Hechos que se suman a los 150 manifestantes que se tomaron este jueves la entrada del ministerio de Vivienda, quienes exigen que se les entreguen casas y terrenos para construir sus domicilios.

Inédito pero funciona

Aunque a veces sólo se habla de educación, trabajo y salud, hay otras organizaciones que también quieren ser escuchadas. Este es el caso de las personas pertenecientes a la barra del equipo de fútbol Universidad de Chile "Los de Abajo".

Un grupo de cerca de mil barristas protagonizó este martes una inédita manifestación en frente del Palacio de La Moneda debido a las medidas de restricción a los hinchas en los partidos clásicos que dispuso el gobierno.

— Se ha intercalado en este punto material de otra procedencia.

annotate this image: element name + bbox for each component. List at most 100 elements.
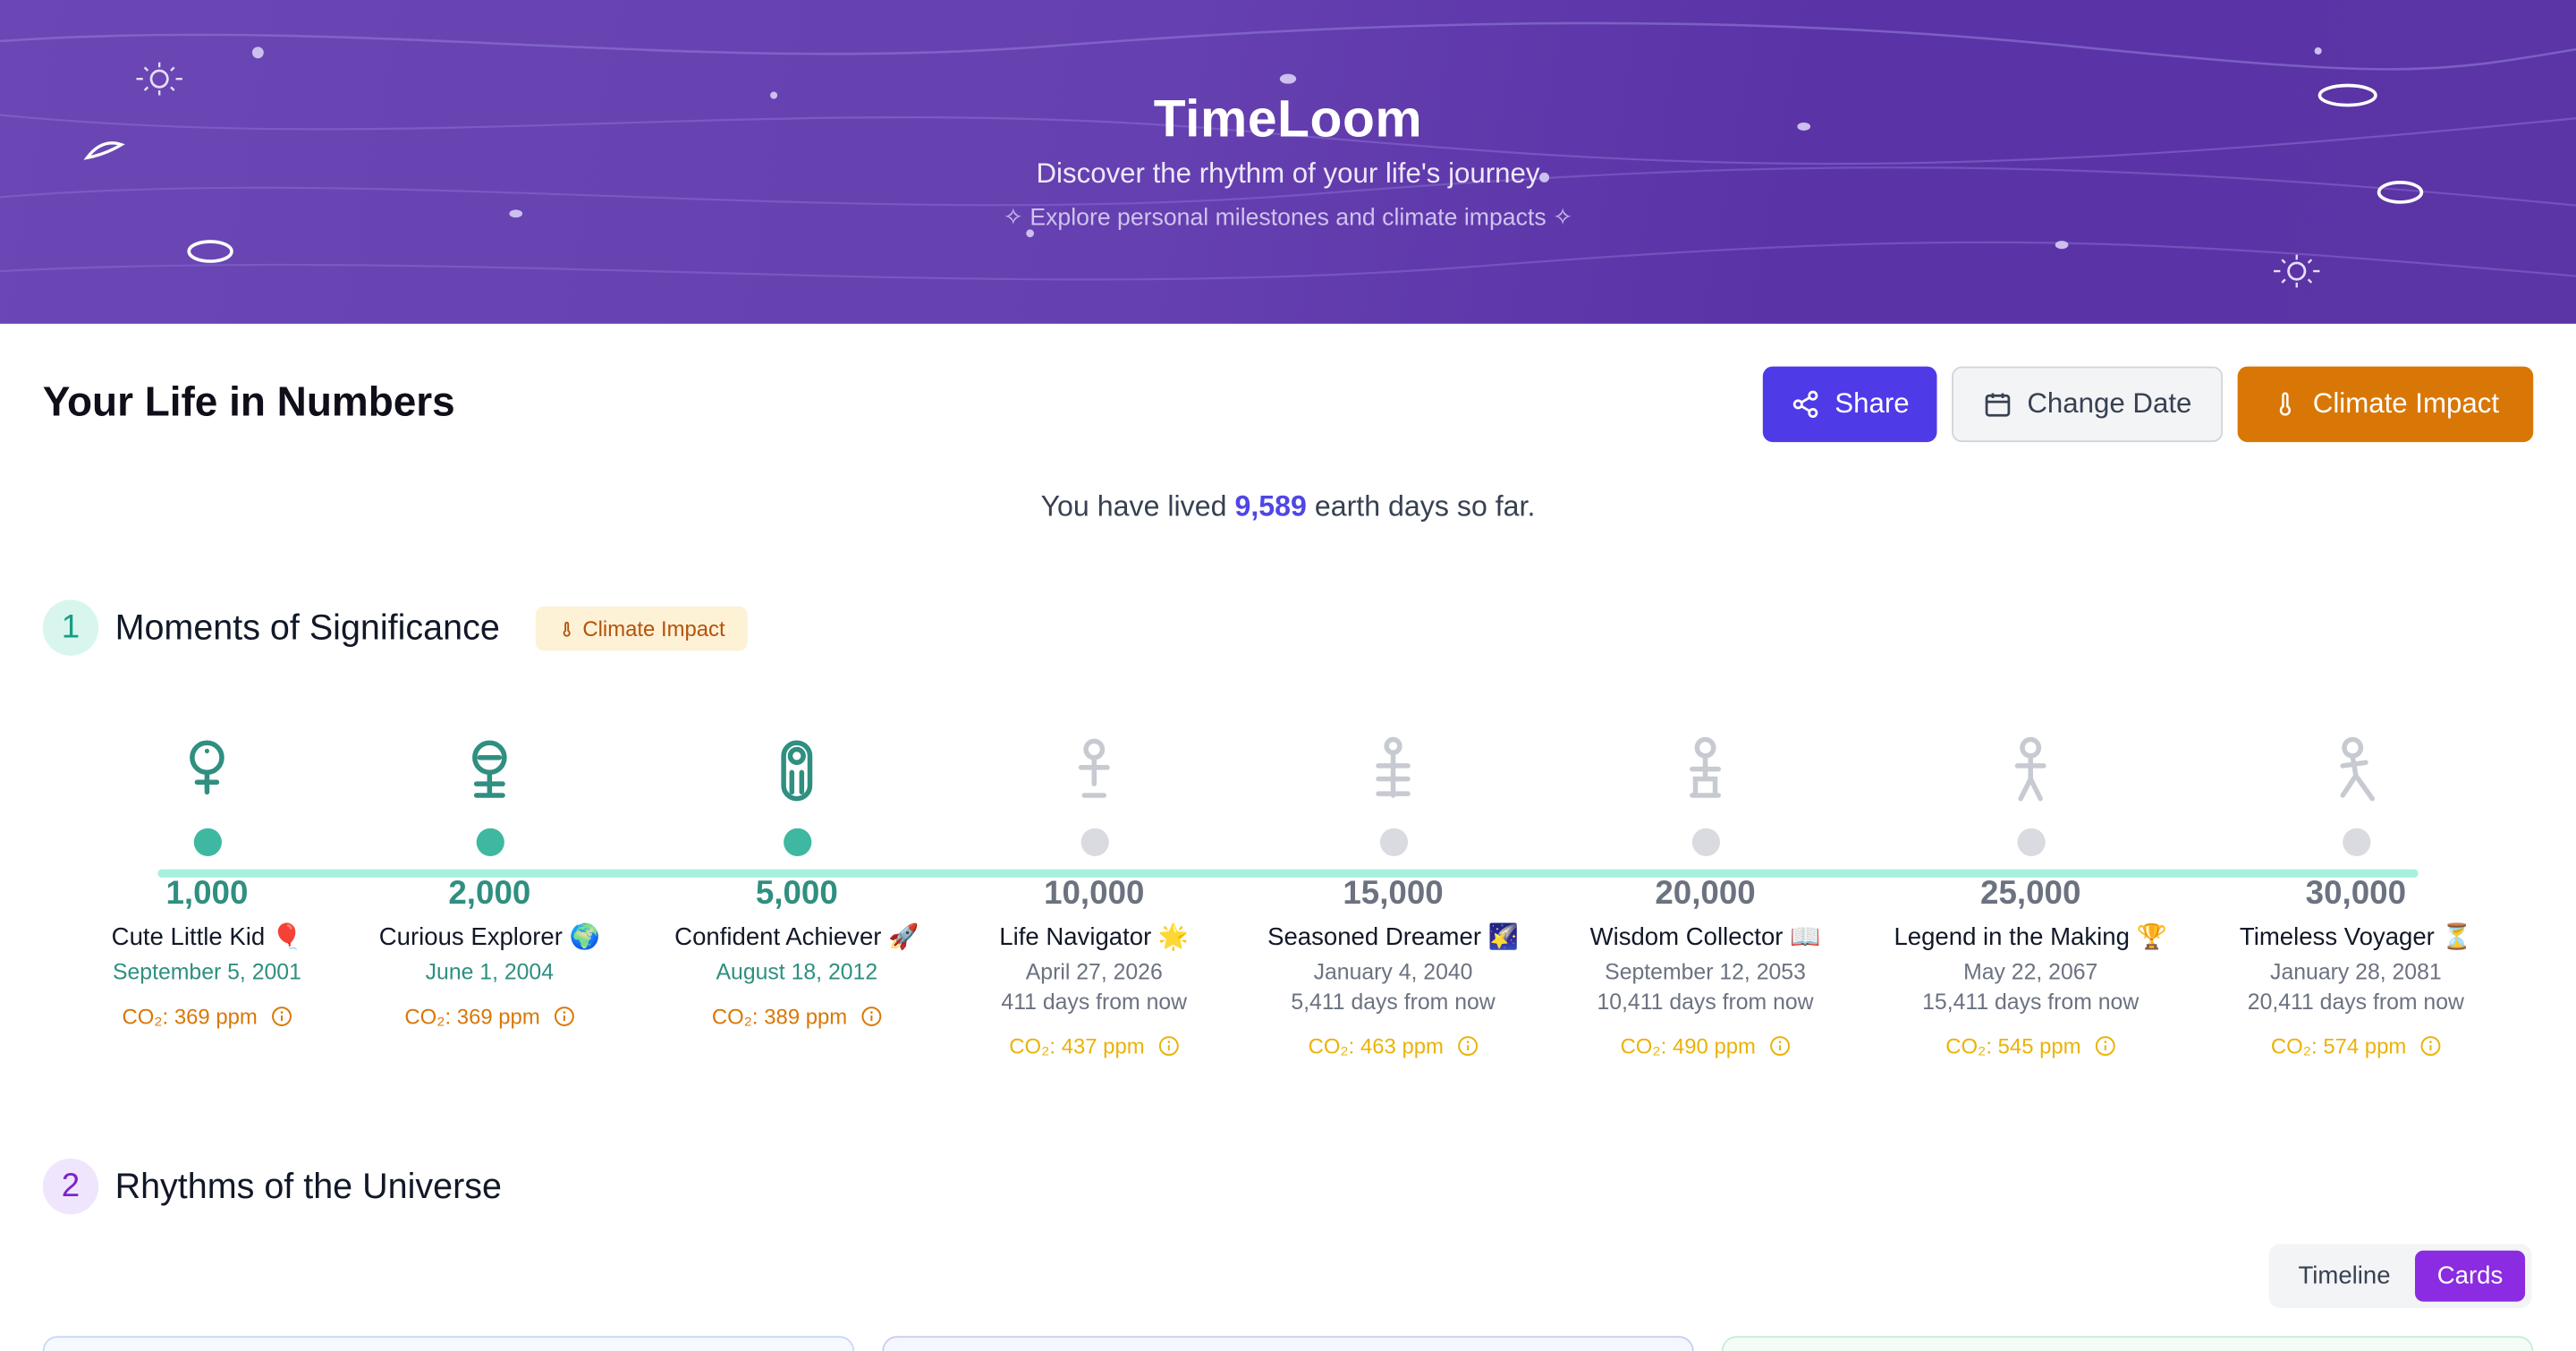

Frente al tema, el sociólogo Fernando Villagrán, señaló a Cambio21 que esto sucede porque "nadie representa a la gente que más está sufriendo como los jóvenes, las mujeres o los hinchas. No basta con que exista descontento sino que hacen falta grupos que lo articulen, pero ni los partidos políticos ni los sindicatos tienen la credibilidad para ejercer esta función".

En cuanto al éxito de estas manifestaciones, Villagrán apunta a que "si te manifiestas por un tema que sólo te interesa a ti lógicamente que no tendrás ganas de hacerlo porque vas tú solo, pero si lo haces por el fútbol, la educación o la reconstrucción, vas con tus amigos, compañeros, vecinos y formas parte de un proyecto maravilloso que te compensa por todos los momentos grises y frustrantes de la vida".

"El malestar y el pesimismo se desplazan en estas manifestaciones. Cuando salen a la calle, expresan su enfado por la situación actual", puntualizó el sociólogo.

En tanto el sicólogo Ricardo Valenzuela explicó a Cambio21 que estas protestas "son acciones que emprende un grupo de personas para hacer que la "opinión pública" ponga atención a un problema que no se ha podido resolver por otras vías y generalmente tienen características visuales, y pueden ir o no acompañadas por discursos y otras acciones políticas".

Para el profesional, "este tipo de acciones, tiene un componente terapéutico, que es el de generar una catarsis en un grupo de personas inconformes que sienten que los medios establecidos no ponen suficiente atención a lo que les causa desasosiego. Pero ese no es su objetivo principal, sino provocar cambios en las relaciones de poder de una sociedad".

Al parecer, este nuevo fenómeno social recién comienza en nuestro país. Situaciones similares ya han ocurrido en otras partes del mundo con trágicas consecuencias como fue Egipto, Siria y Libia. Allí tampoco se recordó el viejo refrán: "Vox populi vox Dei" (la voz del pueblo es la voz de Dios).